As for cluster analysis or goodness of fit you have suggested, I’ve previously stated that I did not know how to do them. And suggested that you to demonstrate it (with no ill intent).

And since you have declined to offer this to our community, I will have to do further reading over this week as I have never learned neither of those.

Now no need to be sarcastic here, I have met many professors in my life, though not many of them are math / statistics professors. Unfortunately, I chose a path that had nothing to do with math / statistics in my higher level of education. It is one of the things I regret, as you can probably tell I do have an interest in math / statistics; and I did pretty well in math back in high school / college (mostly algebra / calculus etc.).

In closing, I just want to clarify that I REALLY want to get this right. I do not necessarily know the correct way to do it now, but I will keep going until I find a solution. I thank you in advance if you are willing to help me on this journey, or if you choose to decline, I can accept that as well.

Too much math, no more.

I am on SE, but mostly on mathoverflow, but that’s for research level stuff. I’m sure you’ll get good info on Cross Validated - there are some excellent posters tthere (Whuber and John Cook come to mind - both excellent in the field, and from what I’ve seen patient, more than can be said for me).

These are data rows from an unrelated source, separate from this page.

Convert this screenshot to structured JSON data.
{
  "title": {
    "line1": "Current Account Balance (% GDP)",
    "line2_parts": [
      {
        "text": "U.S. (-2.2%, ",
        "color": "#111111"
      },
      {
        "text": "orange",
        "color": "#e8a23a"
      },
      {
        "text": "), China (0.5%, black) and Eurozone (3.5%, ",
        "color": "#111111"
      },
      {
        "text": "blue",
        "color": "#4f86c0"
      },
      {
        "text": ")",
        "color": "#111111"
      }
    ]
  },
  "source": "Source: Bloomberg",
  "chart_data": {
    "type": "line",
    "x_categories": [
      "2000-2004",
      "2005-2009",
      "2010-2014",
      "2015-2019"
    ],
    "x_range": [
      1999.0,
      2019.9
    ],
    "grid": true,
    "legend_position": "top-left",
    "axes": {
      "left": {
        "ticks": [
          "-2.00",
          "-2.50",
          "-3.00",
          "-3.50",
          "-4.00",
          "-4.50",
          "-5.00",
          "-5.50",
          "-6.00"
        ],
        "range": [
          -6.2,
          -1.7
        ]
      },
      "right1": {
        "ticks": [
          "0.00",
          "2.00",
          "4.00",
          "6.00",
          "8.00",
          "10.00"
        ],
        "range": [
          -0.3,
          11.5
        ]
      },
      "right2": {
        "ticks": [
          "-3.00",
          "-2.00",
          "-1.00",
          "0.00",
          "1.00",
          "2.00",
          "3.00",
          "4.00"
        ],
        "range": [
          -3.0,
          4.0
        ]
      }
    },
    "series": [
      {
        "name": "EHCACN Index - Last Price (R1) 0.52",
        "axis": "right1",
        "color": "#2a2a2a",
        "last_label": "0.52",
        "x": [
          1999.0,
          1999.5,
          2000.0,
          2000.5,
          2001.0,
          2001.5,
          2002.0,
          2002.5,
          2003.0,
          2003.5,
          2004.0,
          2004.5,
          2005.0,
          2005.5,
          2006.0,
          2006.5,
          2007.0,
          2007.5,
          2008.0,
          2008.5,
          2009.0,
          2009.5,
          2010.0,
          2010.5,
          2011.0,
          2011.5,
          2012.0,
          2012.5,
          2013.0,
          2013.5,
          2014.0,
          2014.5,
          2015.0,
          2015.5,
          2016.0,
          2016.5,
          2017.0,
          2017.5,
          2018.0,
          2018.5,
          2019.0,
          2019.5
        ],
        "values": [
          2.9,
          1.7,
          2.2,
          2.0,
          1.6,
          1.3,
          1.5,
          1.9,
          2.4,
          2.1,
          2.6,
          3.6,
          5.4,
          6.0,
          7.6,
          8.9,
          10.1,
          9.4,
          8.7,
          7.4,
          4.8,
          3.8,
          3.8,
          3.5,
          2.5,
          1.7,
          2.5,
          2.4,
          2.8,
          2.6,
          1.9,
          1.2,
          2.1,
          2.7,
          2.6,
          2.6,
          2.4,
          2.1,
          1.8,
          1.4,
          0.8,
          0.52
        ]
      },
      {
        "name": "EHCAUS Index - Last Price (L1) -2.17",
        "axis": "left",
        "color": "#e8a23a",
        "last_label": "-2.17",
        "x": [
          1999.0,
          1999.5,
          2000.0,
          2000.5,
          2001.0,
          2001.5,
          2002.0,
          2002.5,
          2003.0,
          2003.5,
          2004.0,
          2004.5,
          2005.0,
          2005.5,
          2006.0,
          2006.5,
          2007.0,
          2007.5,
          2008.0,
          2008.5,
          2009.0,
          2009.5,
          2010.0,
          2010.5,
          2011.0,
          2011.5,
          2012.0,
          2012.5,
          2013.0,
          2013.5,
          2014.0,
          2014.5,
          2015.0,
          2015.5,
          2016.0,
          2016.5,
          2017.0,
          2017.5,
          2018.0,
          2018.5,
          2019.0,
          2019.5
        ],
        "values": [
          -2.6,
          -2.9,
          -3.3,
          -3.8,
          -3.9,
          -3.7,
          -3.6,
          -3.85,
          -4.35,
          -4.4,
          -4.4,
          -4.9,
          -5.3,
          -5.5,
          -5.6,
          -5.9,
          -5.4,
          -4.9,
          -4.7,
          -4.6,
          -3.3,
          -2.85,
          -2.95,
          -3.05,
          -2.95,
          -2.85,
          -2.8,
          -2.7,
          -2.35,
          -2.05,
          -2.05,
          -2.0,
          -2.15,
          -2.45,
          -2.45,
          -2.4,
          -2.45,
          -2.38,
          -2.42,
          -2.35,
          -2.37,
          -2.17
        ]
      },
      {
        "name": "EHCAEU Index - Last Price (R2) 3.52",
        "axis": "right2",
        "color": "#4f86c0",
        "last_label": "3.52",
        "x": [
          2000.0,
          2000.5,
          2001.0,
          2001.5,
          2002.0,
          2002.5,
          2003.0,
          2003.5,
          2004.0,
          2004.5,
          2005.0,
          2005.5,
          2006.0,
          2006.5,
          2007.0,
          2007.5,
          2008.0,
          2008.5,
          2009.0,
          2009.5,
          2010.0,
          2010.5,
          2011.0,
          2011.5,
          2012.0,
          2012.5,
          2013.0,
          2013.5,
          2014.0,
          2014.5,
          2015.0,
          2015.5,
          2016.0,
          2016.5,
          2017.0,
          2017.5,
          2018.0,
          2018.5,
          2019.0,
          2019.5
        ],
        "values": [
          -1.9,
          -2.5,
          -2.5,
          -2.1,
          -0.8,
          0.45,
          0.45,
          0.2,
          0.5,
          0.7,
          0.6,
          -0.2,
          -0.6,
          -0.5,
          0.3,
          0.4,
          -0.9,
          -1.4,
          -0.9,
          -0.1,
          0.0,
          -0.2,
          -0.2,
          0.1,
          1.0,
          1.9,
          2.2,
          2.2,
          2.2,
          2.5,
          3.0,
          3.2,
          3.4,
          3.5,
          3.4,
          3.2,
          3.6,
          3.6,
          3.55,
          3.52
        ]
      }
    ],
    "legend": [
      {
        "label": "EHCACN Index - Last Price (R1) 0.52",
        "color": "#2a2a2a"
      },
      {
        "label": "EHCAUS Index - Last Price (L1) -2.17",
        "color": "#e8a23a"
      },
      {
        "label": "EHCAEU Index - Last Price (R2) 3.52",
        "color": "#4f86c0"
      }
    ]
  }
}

Be sure to make it clear what your are doing now is comparing a random sample with a sequential one, and others will likely point out the issues and others I might have missed.

As I recommended above (and what my first inclination would be were someone to ask me about a similar test need), I’d test the fit of the distribution.

If it’s “RNG” (IID trials), the distribution of number of trials to success will be geometrically distributed. If it has the counter (or some ~equivalent mechanism like a truncated geometric distribution) with as gross a difference as you propose (>=100 between “drops”), a pretty small sample will suffice to have good power in something like a Chi-Square goodness-of-fit test (e.g., sample until 20 or so “drops”).

So, if you can get on the game (I don’t know the game, obviously), and do your thing while tracking attempts (without external interference - don’t know if that’s a confounding factor here) until you’ve had 20 or so successes, then take the results (numbers of attempts to each success) and test its fit against the null hypothesis’ distribution (the plain-vanilla geometric).

If you get a p-value <=0.05, you’ve got evidence to reject the null (that the mechanism is plain “RNG”).

Be careful with wording - that does not prove it’s not RNG, any more than it would prove it’s not - it’s always possible (at least in real-world tests like this) that you’ve just experienced a fluke (and “proof”, like “confidence” have very distinct meanings different from the colloquial use)… But a low p-value is strong evidence against the null.

If you don’t have it already, you can use, e.g., R to do the test - it’s quite good and free.

1 Like

While the sample size isn’t very big. I can see the trend you’re trying to show and to make sense about.

While this shows drop rate may not be “pure” RNG, it does not show that it is DPK. It only shows that there may be correlations between the kill count and the drop chance, and there can be many theories people can think of to explain such drop system.

1 Like

The only way to ‘proof’ is to see the source code, or make IMC staff go clear things out. Also notice that there is no real RNG in computers currently.